- Genre: Horror
- Written by: Tony Crechales
- Directed by: Reginald LeBorg
- Starring: Susan Strasberg Faith Domergue
- Theme music composer: Johnny Pate
- Country of origin: United States
- Original language: English

Production
- Producers: Sidney L. Caplan Robert J. Stone
- Production locations: Burbank, California Malibu, California Pasadena, California
- Cinematography: Dean Cundey
- Editor: Herbert L. Strock
- Running time: 80 minutes

Original release
- Network: ABC
- Release: December 25, 1974

= So Evil, My Sister =

1974 American horror film

So Evil, My Sister (also titled Psycho Sisters) is a 1974 American horror film, starring Susan Strasberg and Faith Domergue. It was directed by Reginald LeBorg and produced by Zenith Productions.

==Cast==
- Susan Strasberg as Brenda
- Faith Domergue as Millie Hartman
- Charles Knox Robinson as Jerry
- Sydney Chaplin as George
- Steve Mitchell as Lt. Haze
- Ben Frank as Woody
- John Howard as Dr. Thomas
- Biff Yeager as Bill
- Kathleen Freeman as Hilda
- John Ashton as Brock

==Production==
According to director Reginald LeBorg, the film was financed on $300,000. He suggested to the producers that it could be made in as little as "ten or eleven days." The small budget would preclude any set construction or elaborate props, requiring that they shoot in "an office, or go on the road, or go to the beach."

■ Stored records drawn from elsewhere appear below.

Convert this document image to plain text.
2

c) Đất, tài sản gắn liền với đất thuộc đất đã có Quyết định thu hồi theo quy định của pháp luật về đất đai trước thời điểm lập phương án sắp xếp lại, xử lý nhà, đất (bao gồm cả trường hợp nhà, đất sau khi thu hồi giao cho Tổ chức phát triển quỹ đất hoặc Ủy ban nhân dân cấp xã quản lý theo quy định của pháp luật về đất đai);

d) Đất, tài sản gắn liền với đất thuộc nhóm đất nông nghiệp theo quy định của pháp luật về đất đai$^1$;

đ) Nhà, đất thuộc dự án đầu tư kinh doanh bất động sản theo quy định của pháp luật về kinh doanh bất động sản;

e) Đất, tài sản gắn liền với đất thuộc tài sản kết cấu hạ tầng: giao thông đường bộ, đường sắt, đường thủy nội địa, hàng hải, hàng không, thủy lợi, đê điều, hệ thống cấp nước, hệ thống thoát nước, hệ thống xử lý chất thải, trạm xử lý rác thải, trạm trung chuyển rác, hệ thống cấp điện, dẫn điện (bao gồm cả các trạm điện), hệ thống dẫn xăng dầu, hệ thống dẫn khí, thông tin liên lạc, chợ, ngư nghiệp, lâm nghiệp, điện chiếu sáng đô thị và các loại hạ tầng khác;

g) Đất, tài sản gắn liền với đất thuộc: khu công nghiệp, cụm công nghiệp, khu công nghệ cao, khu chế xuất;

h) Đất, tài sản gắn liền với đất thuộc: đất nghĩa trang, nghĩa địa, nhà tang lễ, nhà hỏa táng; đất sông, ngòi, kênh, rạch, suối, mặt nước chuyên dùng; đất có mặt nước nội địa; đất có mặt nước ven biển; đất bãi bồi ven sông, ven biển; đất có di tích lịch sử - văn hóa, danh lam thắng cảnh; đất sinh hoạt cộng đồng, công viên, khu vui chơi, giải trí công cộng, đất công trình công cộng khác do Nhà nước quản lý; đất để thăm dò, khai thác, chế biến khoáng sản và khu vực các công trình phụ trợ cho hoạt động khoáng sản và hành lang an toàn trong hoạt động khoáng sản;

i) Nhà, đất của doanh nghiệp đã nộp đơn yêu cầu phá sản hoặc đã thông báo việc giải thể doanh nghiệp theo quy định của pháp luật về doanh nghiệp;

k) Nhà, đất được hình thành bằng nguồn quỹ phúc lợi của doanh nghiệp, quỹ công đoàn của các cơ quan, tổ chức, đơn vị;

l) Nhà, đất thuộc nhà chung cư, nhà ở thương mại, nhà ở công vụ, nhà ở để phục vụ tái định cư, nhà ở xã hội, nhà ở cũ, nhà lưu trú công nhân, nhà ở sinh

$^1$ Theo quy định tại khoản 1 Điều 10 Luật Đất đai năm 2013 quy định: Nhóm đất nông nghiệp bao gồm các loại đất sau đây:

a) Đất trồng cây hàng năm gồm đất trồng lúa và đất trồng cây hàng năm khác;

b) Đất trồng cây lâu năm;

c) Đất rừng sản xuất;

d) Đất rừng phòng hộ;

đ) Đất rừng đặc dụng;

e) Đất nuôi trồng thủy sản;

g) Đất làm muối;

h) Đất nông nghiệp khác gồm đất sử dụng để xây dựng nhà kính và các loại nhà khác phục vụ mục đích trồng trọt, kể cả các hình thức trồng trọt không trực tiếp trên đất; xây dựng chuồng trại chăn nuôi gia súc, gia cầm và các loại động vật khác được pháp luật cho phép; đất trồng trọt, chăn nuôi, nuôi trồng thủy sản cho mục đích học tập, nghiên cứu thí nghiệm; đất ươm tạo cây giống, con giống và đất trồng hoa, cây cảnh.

LeBorg's movie provided little in the way of action, and the producers inserted a number of automobile chases. LeBorg declined to provide the editing and a cutter, Herbert L. Strock (director of Gog (1954) and Battle Taxi (1955)), was engaged to act as editorial supervisor.

So Evil, My Sister was LeBorg's last feature film of his career.

==Release==
So Evil, My Sister never was given a general theatrical release by Zenith International and Joseph Brenner Associates. The production has since appeared on Home Video.